Having previously owned a holiday cottage in the area in the past it has always been their desire to do so once again and when this little house became available it was exactly what they wanted. In the heart of Bamburgh Village it was a dream come true.
Bamburgh is such a special place and Sue & Nigel get a great deal of pleasure guiding their guests to the treasures that Bamburgh and Northumberland have to offer. From the glorious white sandy beaches on the doorstep down to the fabulous nature reserve at Budle bay and on to the causeway at Holy Island. Castles are in abundance for visiting as are wonderful walks of all grades. And if you would like a bit of culture during your holiday then Berwick, Edinburgh and Newcastle are within striking distance of around an hour by train or car. Newcastle is one of the entertainment capitals of the world and continues to bring accolades from travel, music and food writers. The Guardian newspaper recently published a piece on the underground arts, food and music scenes in Newcastle.
You can read it here
Starting with Bamburgh we have to start with the castle.
Bamburgh is one of the most spectacular of England’s coastal castles, with a long and complex history.
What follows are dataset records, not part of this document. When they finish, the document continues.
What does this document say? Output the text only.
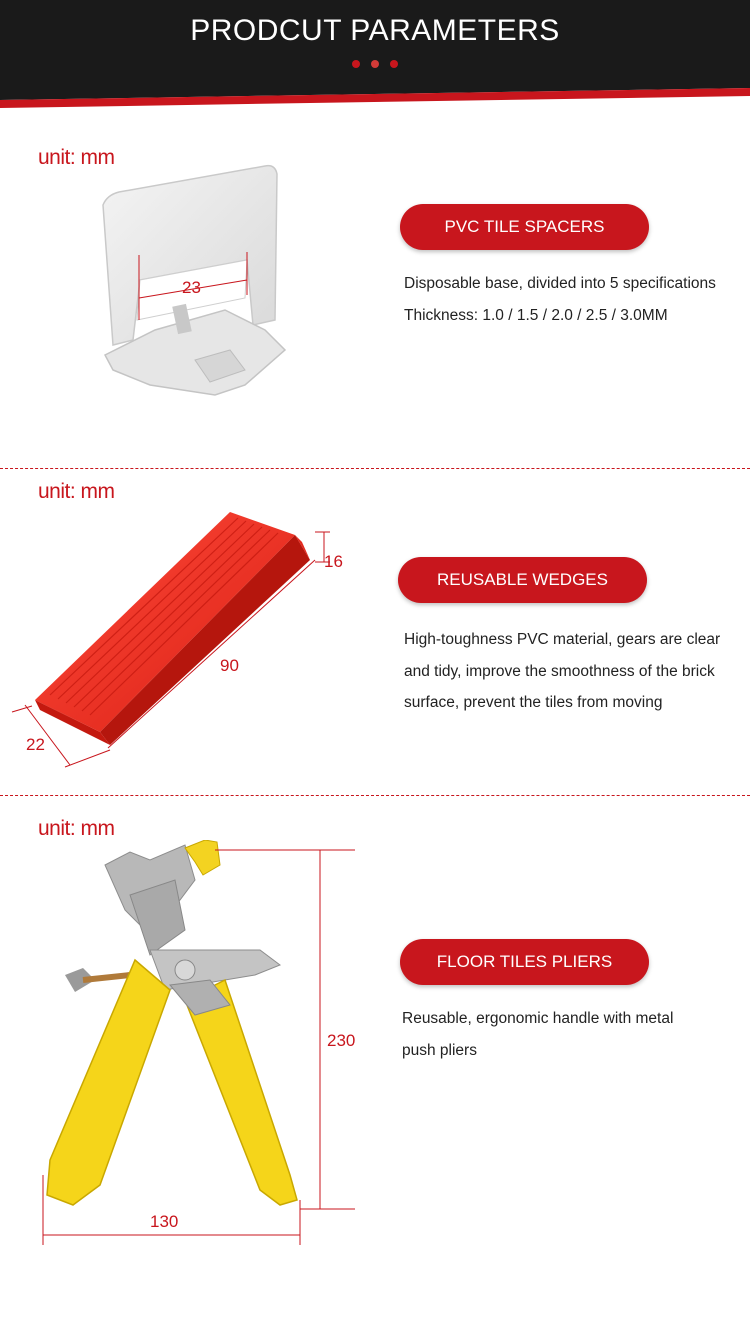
PRODCUT PARAMETERS
unit: mm
23
PVC TILE SPACERS
Disposable base, divided into 5 specifications
Thickness: 1.0 / 1.5 / 2.0 / 2.5 / 3.0MM
unit: mm
16
90
22
REUSABLE WEDGES
High-toughness PVC material, gears are clear
and tidy, improve the smoothness of the brick
surface, prevent the tiles from moving
unit: mm
230
130
FLOOR TILES PLIERS
Reusable, ergonomic handle with metal
push pliers
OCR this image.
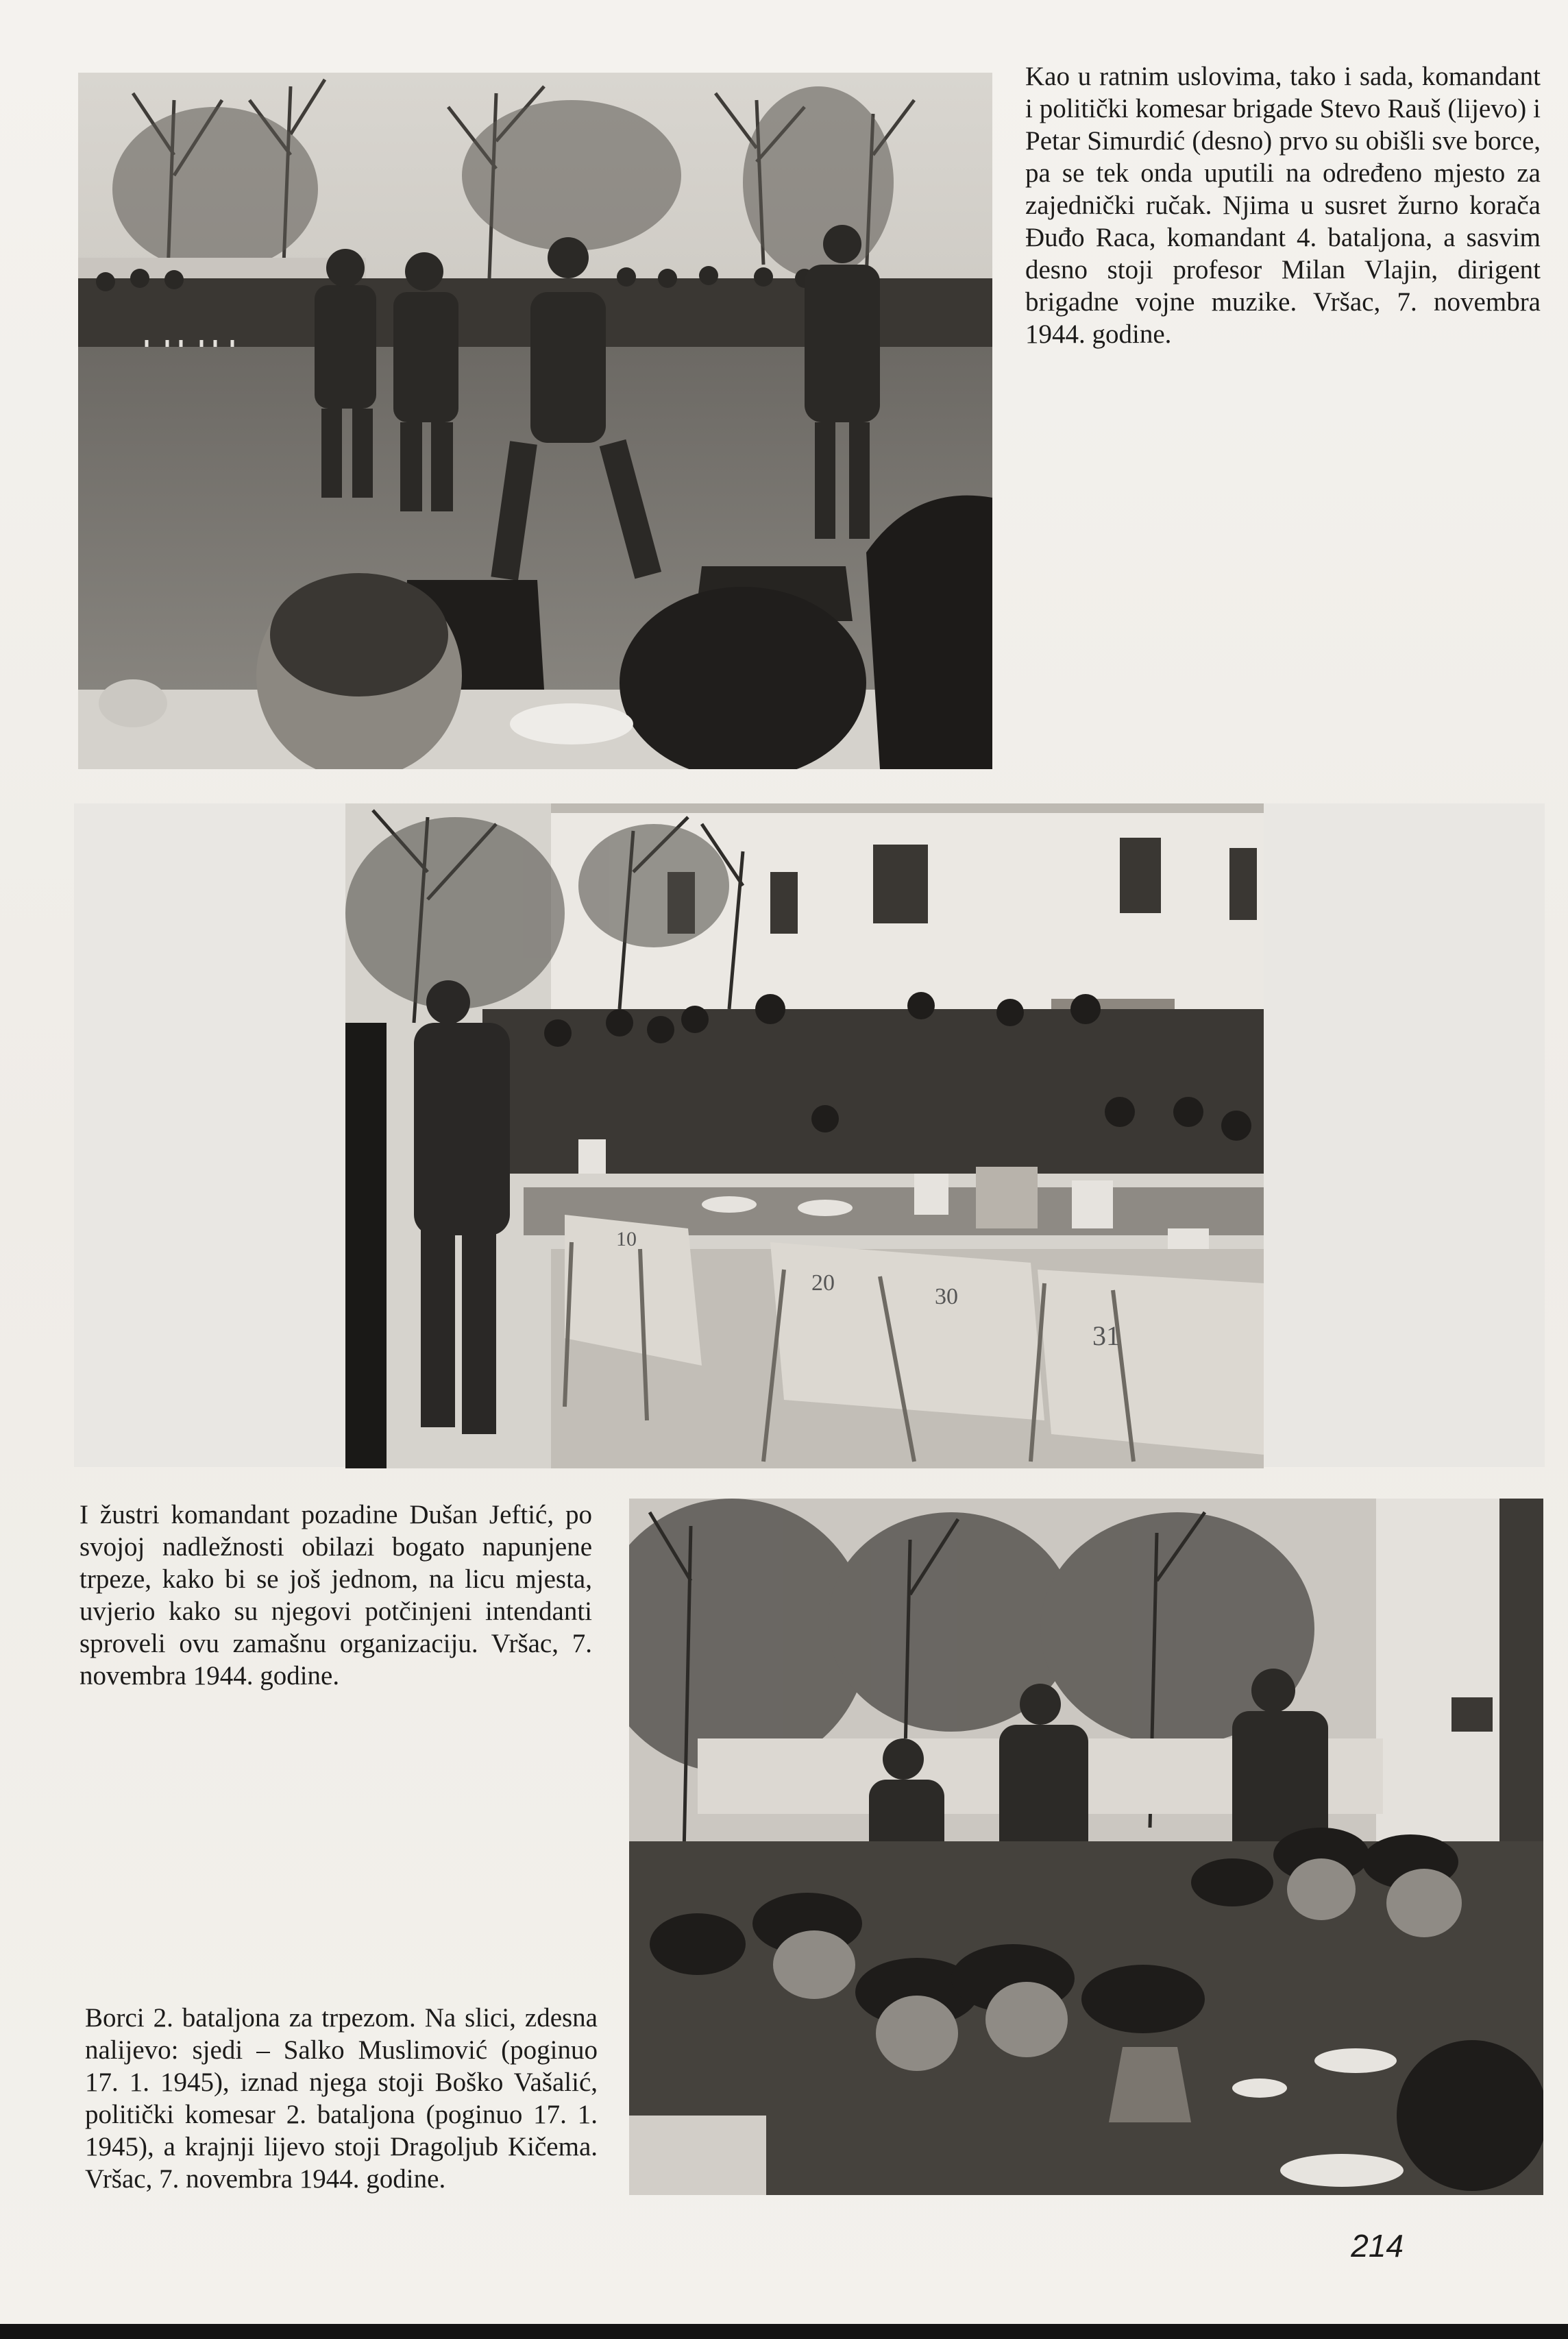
Kao u ratnim uslovima, tako i sada, komandant i politički komesar brigade Stevo Rauš (lijevo) i Petar Simurdić (desno) prvo su obišli sve borce, pa se tek onda uputili na određeno mjesto za zajednički ručak. Njima u susret žurno korača Đuđo Raca, komandant 4. bataljona, a sasvim desno stoji profesor Milan Vlajin, dirigent brigadne vojne muzike. Vršac, 7. novembra 1944. godine.

10
20
30
31

I žustri komandant pozadine Dušan Jeftić, po svojoj nadležnosti obilazi bogato napunjene trpeze, kako bi se još jednom, na licu mjesta, uvjerio kako su njegovi potčinjeni intendanti sproveli ovu zamašnu organizaciju. Vršac, 7. novembra 1944. godine.

Borci 2. bataljona za trpezom. Na slici, zdesna nalijevo: sjedi – Salko Muslimović (poginuo 17. 1. 1945), iznad njega stoji Boško Vašalić, politički komesar 2. bataljona (poginuo 17. 1. 1945), a krajnji lijevo stoji Dragoljub Kičema. Vršac, 7. novembra 1944. godine.

214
Some important early medieval archaeology survives below the Norman castle that we see today. Excavations in the 1970s and more recently show that the site was one of the key strongholds of Anglo-Saxon Northumbria. The outcrop of basalt rock (known as the Whin Sill) on which it is built was occupied from around AD 500, and recent excavations have revealed part of what may be the entrance of the early structure, and the stonewall that defended it.
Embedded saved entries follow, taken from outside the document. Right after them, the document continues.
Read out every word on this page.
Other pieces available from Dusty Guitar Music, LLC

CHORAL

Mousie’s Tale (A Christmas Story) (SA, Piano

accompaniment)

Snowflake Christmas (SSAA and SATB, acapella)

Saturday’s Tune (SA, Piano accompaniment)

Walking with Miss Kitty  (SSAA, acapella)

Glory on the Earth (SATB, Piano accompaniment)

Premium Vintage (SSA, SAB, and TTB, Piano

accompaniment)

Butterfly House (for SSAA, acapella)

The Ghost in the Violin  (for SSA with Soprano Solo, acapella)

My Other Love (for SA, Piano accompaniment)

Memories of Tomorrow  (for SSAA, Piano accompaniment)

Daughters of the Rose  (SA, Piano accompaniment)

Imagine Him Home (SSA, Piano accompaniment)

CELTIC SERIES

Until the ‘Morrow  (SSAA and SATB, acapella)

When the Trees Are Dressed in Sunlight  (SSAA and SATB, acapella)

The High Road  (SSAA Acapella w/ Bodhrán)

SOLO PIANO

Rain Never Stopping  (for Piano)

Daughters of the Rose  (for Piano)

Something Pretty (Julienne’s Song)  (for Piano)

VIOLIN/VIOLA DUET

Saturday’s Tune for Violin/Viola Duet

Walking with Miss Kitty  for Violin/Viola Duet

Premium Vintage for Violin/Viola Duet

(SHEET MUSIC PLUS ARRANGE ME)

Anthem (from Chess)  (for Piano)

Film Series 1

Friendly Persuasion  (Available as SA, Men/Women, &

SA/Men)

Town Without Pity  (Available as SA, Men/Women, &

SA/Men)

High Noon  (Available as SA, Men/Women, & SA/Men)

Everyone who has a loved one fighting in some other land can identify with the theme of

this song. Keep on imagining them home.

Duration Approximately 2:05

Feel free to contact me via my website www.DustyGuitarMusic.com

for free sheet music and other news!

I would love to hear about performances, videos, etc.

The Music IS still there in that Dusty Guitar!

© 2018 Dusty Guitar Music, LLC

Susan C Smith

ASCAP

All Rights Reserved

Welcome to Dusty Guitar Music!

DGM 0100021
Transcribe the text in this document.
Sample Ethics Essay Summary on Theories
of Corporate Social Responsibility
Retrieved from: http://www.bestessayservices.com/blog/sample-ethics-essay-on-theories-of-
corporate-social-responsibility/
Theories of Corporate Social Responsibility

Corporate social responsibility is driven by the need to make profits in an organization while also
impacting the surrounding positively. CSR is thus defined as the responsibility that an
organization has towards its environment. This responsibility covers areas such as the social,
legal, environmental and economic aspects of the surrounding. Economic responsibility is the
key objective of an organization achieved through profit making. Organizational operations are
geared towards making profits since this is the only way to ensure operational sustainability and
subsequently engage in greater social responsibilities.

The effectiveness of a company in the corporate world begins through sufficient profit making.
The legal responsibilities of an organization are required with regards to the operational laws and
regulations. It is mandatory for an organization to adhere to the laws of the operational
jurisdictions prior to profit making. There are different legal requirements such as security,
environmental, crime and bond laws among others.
A castle was probably first built on the site in the sixth century, and was a part of the forward frontier separating England from Scotland. It is traditionally said to have been founded in 547 by King Ida, one of the first Anglian rulers of the north. The name means 'Bebbe’s fort' - probably taken from the name of Ida's grandson's queen - the grandson being King Aethelfrith of Bernicia (593-617). Part of a pagan Anglian cemetery has recently been excavated outside the castle walls.